Command Line Options

Flag Description
--api-key Azure VoiceLive API key (or set AZURE_VOICELIVE_API_KEY env var)
--endpoint Azure VoiceLive endpoint (default: from AZURE_VOICELIVE_ENDPOINT env var)
--model VoiceLive model to use (default: gpt-realtime)
--voice Voice for the assistant (default: en-US-Ava:DragonHDLatestNeural)
--instructions Custom system instructions for the AI
--use-token-credential Use Azure authentication instead of API key
--verbose Enable detailed logging

Sample Trigger Phrases

Say this MCP Server Approval What happens
"What is the GitHub repo fastapi about?" DeepWiki Auto (never) Assistant announces lookup, calls tools, speaks results
"Search the Azure documentation for Voice Live API" Azure Docs Voice prompt (always) Assistant asks "Do you approve?", waits for your yes or no

How It Works

  1. MCP Server Definitions: MCPServer instances added to the session tools list
  2. Session Configuration: session.update with model, voice, VAD, MCP tools, and (for non-realtime models) interim response
  3. Tool Discovery: Voice Live connects to each MCP server and discovers available tools
  4. Tool Announcements: Auto-approved tool calls trigger a brief spoken acknowledgement
  5. Voice Approval: For require_approval="always" servers, a system message is injected prompting the model to ask verbally.
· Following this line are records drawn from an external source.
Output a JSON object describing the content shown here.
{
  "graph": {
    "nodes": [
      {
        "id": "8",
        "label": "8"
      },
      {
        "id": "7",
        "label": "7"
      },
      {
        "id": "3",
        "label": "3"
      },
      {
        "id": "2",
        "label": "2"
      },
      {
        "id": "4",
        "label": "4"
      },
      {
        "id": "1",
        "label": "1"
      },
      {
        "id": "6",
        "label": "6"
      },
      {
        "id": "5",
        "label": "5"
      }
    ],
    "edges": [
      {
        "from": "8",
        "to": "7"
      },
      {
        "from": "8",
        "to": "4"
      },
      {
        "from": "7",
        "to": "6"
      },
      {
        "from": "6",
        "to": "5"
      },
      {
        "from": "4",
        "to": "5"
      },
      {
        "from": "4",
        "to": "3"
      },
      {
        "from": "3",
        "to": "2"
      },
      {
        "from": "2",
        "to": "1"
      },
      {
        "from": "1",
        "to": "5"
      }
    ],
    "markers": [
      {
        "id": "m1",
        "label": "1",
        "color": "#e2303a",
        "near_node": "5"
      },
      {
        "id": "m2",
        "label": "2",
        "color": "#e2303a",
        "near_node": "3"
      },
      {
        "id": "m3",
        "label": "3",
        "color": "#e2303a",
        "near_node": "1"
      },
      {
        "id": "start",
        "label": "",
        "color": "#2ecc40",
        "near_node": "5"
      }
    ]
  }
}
The user's spoken response is parsed for yes/no using word-boundary regex
  6. Result Delivery: After MCP call completion, response.create kicks the model to speak the results

Troubleshooting

Symptom Resolution
❌ No audio input devices found Connect a microphone and restart.
Authentication errors Run az login or verify AZURE_VOICELIVE_API_KEY in .env.
MCP tool discovery failed Check that MCP server URLs are reachable from your network.
Repeated approval prompts Expected — the model may need multiple searches. Say "no" or "stop" to deny.
Session hit maximum duration VoiceLive sessions have a 30-minute limit. Restart the sample.
Interim response not supported Expected with gpt-realtime. Use a non-realtime model for interim response.
Results take long or don't arrive MCP server latency varies. Interrupt and ask the assistant what it found.

See Python Samples README for available voices and additional troubleshooting.